Needless to say, this left something to be desired as far as my palate was concerned. So, as I neared my senior year of high school, I started tinkering with these little things I had heard of called "cooking" and "baking." They say that necessity is the mother of invention, and this was no exception. I am by no means an excellent chef - my skills have improved, to be sure, and I can make some pretty decent pastries, but more than anything this experience gave me an appreciation not only for what food can be, but what food ought to be. Food ought to bring people together. Food ought to teach you something you didn't know before.

You can tell a tremendous amount about a culture by the food they eat, and in all of my travels, I try to explore my destination through the local cuisine. That is why, when I arrived in San Francisco knowing only two other people (and vaguely, at that), I decided to turn to the wide world of food for friends.

An intense (and, I admit, slightly stalker-esque) Twitter campaign led to my first breakthrough, where I met Kai Kronfeld, affectionately known as "The Bacon Crack Guy," for a bowl of his chili outside of The Page.

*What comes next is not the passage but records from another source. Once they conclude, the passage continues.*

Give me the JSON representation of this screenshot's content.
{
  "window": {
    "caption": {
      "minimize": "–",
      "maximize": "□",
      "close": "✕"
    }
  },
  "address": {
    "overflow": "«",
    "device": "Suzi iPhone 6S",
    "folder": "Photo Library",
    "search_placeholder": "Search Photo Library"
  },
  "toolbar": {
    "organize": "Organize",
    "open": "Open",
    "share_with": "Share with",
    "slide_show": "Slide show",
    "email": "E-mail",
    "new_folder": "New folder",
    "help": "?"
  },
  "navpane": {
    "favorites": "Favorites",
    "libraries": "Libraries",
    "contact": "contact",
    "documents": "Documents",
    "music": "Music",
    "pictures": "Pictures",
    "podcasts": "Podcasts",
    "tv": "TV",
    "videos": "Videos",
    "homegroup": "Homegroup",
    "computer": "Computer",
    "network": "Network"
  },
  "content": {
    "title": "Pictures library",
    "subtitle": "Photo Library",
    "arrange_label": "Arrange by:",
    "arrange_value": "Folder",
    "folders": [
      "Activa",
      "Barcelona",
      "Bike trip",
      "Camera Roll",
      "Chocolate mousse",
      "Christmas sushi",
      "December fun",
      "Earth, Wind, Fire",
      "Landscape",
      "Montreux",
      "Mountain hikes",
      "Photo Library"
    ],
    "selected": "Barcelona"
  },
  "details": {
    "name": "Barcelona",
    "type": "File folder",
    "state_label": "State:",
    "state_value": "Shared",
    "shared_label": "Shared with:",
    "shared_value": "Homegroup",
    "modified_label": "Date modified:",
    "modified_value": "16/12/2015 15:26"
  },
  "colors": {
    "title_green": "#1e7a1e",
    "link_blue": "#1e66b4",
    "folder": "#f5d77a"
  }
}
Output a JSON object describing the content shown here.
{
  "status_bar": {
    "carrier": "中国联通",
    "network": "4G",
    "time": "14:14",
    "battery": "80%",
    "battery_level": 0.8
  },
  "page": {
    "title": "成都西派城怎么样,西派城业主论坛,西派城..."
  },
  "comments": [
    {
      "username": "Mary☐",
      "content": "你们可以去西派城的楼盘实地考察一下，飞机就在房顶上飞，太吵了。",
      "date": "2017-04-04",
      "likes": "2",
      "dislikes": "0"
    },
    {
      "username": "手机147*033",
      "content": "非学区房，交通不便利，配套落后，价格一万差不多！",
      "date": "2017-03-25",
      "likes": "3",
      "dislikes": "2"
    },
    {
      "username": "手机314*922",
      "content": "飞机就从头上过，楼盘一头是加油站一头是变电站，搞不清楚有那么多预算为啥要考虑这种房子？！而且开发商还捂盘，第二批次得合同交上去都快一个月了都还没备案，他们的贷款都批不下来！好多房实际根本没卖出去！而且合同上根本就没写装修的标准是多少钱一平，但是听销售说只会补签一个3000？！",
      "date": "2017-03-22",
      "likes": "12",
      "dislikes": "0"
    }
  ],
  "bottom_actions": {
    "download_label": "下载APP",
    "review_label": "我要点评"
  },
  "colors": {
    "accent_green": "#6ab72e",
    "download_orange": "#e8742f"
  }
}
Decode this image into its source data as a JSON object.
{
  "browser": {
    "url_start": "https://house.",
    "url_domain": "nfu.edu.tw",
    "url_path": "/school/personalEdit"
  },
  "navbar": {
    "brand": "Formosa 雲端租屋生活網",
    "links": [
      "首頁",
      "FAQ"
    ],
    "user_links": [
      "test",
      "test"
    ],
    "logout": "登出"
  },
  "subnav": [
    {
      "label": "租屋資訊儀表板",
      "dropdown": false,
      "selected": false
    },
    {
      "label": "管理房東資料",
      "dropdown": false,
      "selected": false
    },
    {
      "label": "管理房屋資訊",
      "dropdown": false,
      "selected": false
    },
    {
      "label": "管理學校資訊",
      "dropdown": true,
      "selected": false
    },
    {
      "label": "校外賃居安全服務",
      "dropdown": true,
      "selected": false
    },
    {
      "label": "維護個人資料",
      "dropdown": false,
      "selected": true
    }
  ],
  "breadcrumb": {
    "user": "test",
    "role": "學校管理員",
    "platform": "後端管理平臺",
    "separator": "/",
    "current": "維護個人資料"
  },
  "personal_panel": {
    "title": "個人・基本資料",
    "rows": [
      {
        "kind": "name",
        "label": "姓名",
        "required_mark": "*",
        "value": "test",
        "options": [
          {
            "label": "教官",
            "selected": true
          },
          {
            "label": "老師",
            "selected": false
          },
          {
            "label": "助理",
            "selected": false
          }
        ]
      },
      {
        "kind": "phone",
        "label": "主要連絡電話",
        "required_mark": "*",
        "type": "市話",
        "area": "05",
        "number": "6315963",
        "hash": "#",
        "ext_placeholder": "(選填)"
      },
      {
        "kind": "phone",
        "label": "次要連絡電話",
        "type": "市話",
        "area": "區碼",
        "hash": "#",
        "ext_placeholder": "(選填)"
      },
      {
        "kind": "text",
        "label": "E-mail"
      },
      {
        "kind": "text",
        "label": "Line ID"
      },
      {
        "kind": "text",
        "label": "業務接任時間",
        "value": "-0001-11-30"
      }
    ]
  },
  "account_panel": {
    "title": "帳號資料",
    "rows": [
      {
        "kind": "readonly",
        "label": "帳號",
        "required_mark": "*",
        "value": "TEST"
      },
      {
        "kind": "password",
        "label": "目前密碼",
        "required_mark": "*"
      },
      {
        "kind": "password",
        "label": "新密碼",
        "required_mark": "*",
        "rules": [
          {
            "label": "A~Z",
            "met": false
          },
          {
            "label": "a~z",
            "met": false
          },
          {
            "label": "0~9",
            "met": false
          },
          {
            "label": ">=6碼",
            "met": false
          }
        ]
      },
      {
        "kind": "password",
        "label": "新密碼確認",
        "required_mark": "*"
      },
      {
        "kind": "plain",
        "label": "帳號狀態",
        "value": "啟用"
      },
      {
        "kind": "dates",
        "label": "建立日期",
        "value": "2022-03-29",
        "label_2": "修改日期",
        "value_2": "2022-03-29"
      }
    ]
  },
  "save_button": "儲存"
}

Since then, I had the opportunity to volunteer at the Street Food Festival, experience the "Bacon Takedown," and have even graduated to attend a Monk's Kettle Trappist dinner and an Incanto "Head-to-Tail" dinner.

Some pop-ups and food trucks even know me on Twitter - so I got that goin' for me.

A chef is an artist with food as the medium. My goal with this blog is to tell the stories of these artists - chefs and bakers, pop-ups and food trucks. I want to find out why these people put in countless hours, days, years - all to make one morsel at a time. I want to learn about food through their words so that when we finally taste their dishes in reality, we have a better concept of the bigger picture beyond the calories on the plate.

I want to learn to appreciate food for what it is - not merely a means of sustaining life, but a way to experience it.